PER CURIAM.   Warren and Marjorie Yanisch appeal a summary judgment that dismissed their negligence lawsuit against the Chippewa Yellow Bus Company, Inc.[1]  The Yanisches were passengers on a Chippewa tour bus driven by Melvin Bjugstad returning to Wisconsin from New York City.  At Belvidere, Illinois, Bjugstad suffered a stroke, and his bus careened into a toll booth, thereby causing the Yanisches’ injuries.  Bjugstad had no prior knowledge of any stroke susceptibility and claimed he experienced his only symptoms at sixty-five miles per hour, just two seconds before losing consciousness.  On these facts, the trial court ruled that Bjugstad had exercised ordinary care under the circumstances and that he was not negligent as a matter of law.  The trial court correctly granted summary judgment if there was no dispute of material fact and Chippewa deserved judgment as a matter of law.  See Powalka v. State Life Assur. Co., 53 Wis.2d 513, 518, 192 N.W.2d 852, 854 (1972).  On appeal, the Yanisches argue that the record contains competing reasonable inferences requiring a trial.  We reject their arguments and affirm the summary judgment. 

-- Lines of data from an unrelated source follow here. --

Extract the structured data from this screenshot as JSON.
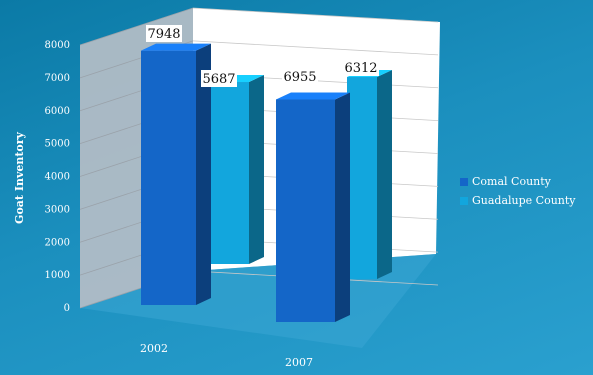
{
  "chart_data": {
    "type": "bar",
    "title": "",
    "xlabel": "",
    "ylabel": "Goat Inventory",
    "categories": [
      "2002",
      "2007"
    ],
    "series": [
      {
        "name": "Comal County",
        "values": [
          7948,
          6955
        ],
        "color": "#1466c8"
      },
      {
        "name": "Guadalupe County",
        "values": [
          5687,
          6312
        ],
        "color": "#12a6dd"
      }
    ],
    "ylim": [
      0,
      8000
    ],
    "yticks": [
      "0",
      "1000",
      "2000",
      "3000",
      "4000",
      "5000",
      "6000",
      "7000",
      "8000"
    ],
    "data_labels": [
      "7948",
      "5687",
      "6955",
      "6312"
    ],
    "legend_position": "right",
    "grid": true,
    "style": "3d-clustered-column"
  }
}
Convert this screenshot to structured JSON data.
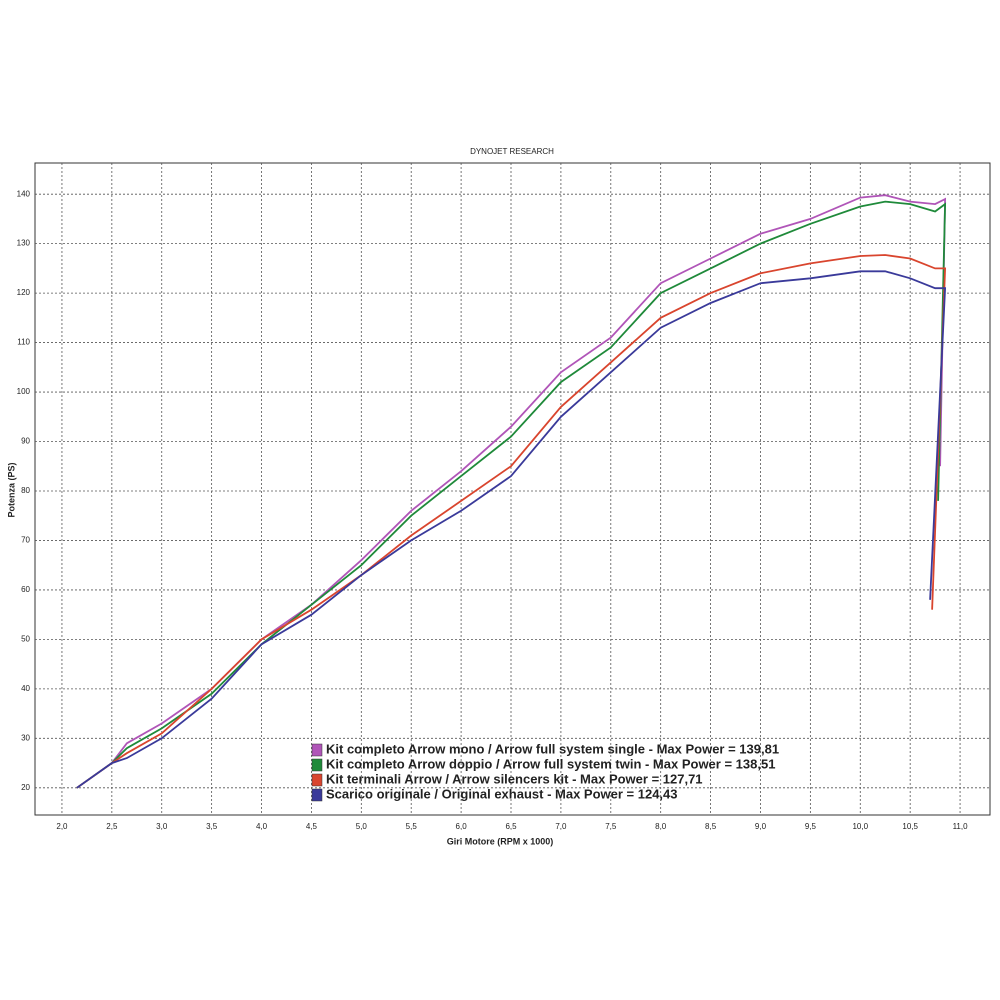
{
  "chart_data": {
    "type": "line",
    "title": "DYNOJET RESEARCH",
    "x_label": "Giri Motore (RPM x 1000)",
    "y_label": "Potenza (PS)",
    "xlim": [
      1.73,
      11.3
    ],
    "ylim": [
      14.5,
      146.3
    ],
    "xticks": [
      {
        "value": 2.0,
        "label": "2,0"
      },
      {
        "value": 2.5,
        "label": "2,5"
      },
      {
        "value": 3.0,
        "label": "3,0"
      },
      {
        "value": 3.5,
        "label": "3,5"
      },
      {
        "value": 4.0,
        "label": "4,0"
      },
      {
        "value": 4.5,
        "label": "4,5"
      },
      {
        "value": 5.0,
        "label": "5,0"
      },
      {
        "value": 5.5,
        "label": "5,5"
      },
      {
        "value": 6.0,
        "label": "6,0"
      },
      {
        "value": 6.5,
        "label": "6,5"
      },
      {
        "value": 7.0,
        "label": "7,0"
      },
      {
        "value": 7.5,
        "label": "7,5"
      },
      {
        "value": 8.0,
        "label": "8,0"
      },
      {
        "value": 8.5,
        "label": "8,5"
      },
      {
        "value": 9.0,
        "label": "9,0"
      },
      {
        "value": 9.5,
        "label": "9,5"
      },
      {
        "value": 10.0,
        "label": "10,0"
      },
      {
        "value": 10.5,
        "label": "10,5"
      },
      {
        "value": 11.0,
        "label": "11,0"
      }
    ],
    "yticks": [
      20,
      30,
      40,
      50,
      60,
      70,
      80,
      90,
      100,
      110,
      120,
      130,
      140
    ],
    "grid": true,
    "series": [
      {
        "name": "Kit completo Arrow mono / Arrow full system single - Max Power = 139,81",
        "color": "#b055b8",
        "x": [
          2.15,
          2.5,
          2.65,
          3.0,
          3.5,
          4.0,
          4.5,
          5.0,
          5.5,
          6.0,
          6.5,
          7.0,
          7.5,
          8.0,
          8.5,
          9.0,
          9.5,
          10.0,
          10.25,
          10.5,
          10.75,
          10.85,
          10.8
        ],
        "values": [
          20,
          25,
          29,
          33,
          40,
          50,
          57,
          66,
          76,
          84,
          93,
          104,
          111,
          122,
          127,
          132,
          135,
          139.3,
          139.8,
          138.5,
          138,
          139,
          85
        ]
      },
      {
        "name": "Kit completo Arrow doppio / Arrow full system twin - Max Power = 138,51",
        "color": "#1f8a3a",
        "x": [
          2.15,
          2.5,
          2.65,
          3.0,
          3.5,
          4.0,
          4.5,
          5.0,
          5.5,
          6.0,
          6.5,
          7.0,
          7.5,
          8.0,
          8.5,
          9.0,
          9.5,
          10.0,
          10.25,
          10.5,
          10.75,
          10.85,
          10.78
        ],
        "values": [
          20,
          25,
          28,
          32,
          39,
          49,
          57,
          65,
          75,
          83,
          91,
          102,
          109,
          120,
          125,
          130,
          134,
          137.5,
          138.5,
          138,
          136.5,
          138,
          78
        ]
      },
      {
        "name": "Kit terminali Arrow / Arrow silencers kit - Max Power = 127,71",
        "color": "#d9452e",
        "x": [
          2.15,
          2.5,
          2.65,
          3.0,
          3.5,
          4.0,
          4.5,
          5.0,
          5.5,
          6.0,
          6.5,
          7.0,
          7.5,
          8.0,
          8.5,
          9.0,
          9.5,
          10.0,
          10.25,
          10.5,
          10.75,
          10.85,
          10.72
        ],
        "values": [
          20,
          25,
          27,
          31,
          40,
          50,
          56,
          63,
          71,
          78,
          85,
          97,
          106,
          115,
          120,
          124,
          126,
          127.5,
          127.7,
          127,
          125,
          125,
          56
        ]
      },
      {
        "name": "Scarico originale / Original exhaust - Max Power = 124,43",
        "color": "#3a3a9a",
        "x": [
          2.15,
          2.5,
          2.65,
          3.0,
          3.5,
          4.0,
          4.5,
          5.0,
          5.5,
          6.0,
          6.5,
          7.0,
          7.5,
          8.0,
          8.5,
          9.0,
          9.5,
          10.0,
          10.25,
          10.5,
          10.75,
          10.85,
          10.7
        ],
        "values": [
          20,
          25,
          26,
          30,
          38,
          49,
          55,
          63,
          70,
          76,
          83,
          95,
          104,
          113,
          118,
          122,
          123,
          124.4,
          124.4,
          123,
          121,
          121,
          58
        ]
      }
    ]
  }
}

The Yanisches contend that the evidence creates disputed issues of fact.  We disagree.  Bjugstad testified that he experienced the first symptoms—seeing “bright lights”—near the Belvidere exit, located one to one-and-one-half miles before the toll plaza.  Two seconds later, he lost consciousness, still a good distance from the toll plaza.  The Yanisches consider this testimony inherently incredible, pointing to other facts.  First, they state that it defies common experience that an unconscious man could drive a bus one to one-and-one-half miles at sixty to sixty-five miles per hour without losing control of the vehicle until reaching the toll plaza.  Second, Bjugstad told a physician he could see the toll booth before he lost consciousness, but a police officer testified that the toll booth was not visible from the spot where Bjugstad claimed to lose consciousness.  Third, a passenger near the front of the bus reported that the bus slowed down near the toll booth, implying that the driver was in control.  The same passenger saw Bjugstad reach in his back pocket near the toll booth, evidently for toll money.  This was consistent with Bjugstad’s testimony that he kept toll money in his shirt pocket and pants pocket, but had none in his shirt pocket that day.  In short, the Yanisches claim that the true facts must be different than what Bjugstad claims.

We are satisfied that the Yanisches have not shown a bona fide dispute of material fact on the issue of negligence.  Negligence is the failure to exercise ordinary care under the circumstances.  See Marciniak v. Lundborg, 153 Wis.2d 59, 64, 450 N.W.2d 243, 245 (1990).  The undisputed evidence is that Bjugstad experienced symptoms—“bright lights”—seconds before he lost consciousness.  From that point forward, Bjugstad was physically unable to stop the bus, regardless of where he was located.  Additionally, Bjugstad had no prior knowledge or medical history that he might have a stroke while driving.  Moreover, the only reasonable interpretation of the facts is that Bjugstad suffered the stroke near the toll plaza, not one-and-one-half miles away.  In other words, Bjugstad had no meaningful forewarning of losing consciousness, took what evasive action he could in a very short time frame, and exercised ordinary care under the circumstances.  What the Yanisches offer in rebuttal is speculation and conjecture,  not enough to make other reasonable interpretations of the facts or disputes of material fact.  In short, we have no basis to reverse the trial court’s summary judgment. 

 

By the Court.—Order affirmed.

This opinion will not be published.  See Rule 809.23(1)(b)5, Stats.

 


 



[1]   This is an expedited appeal under Rule 809.17, Stats.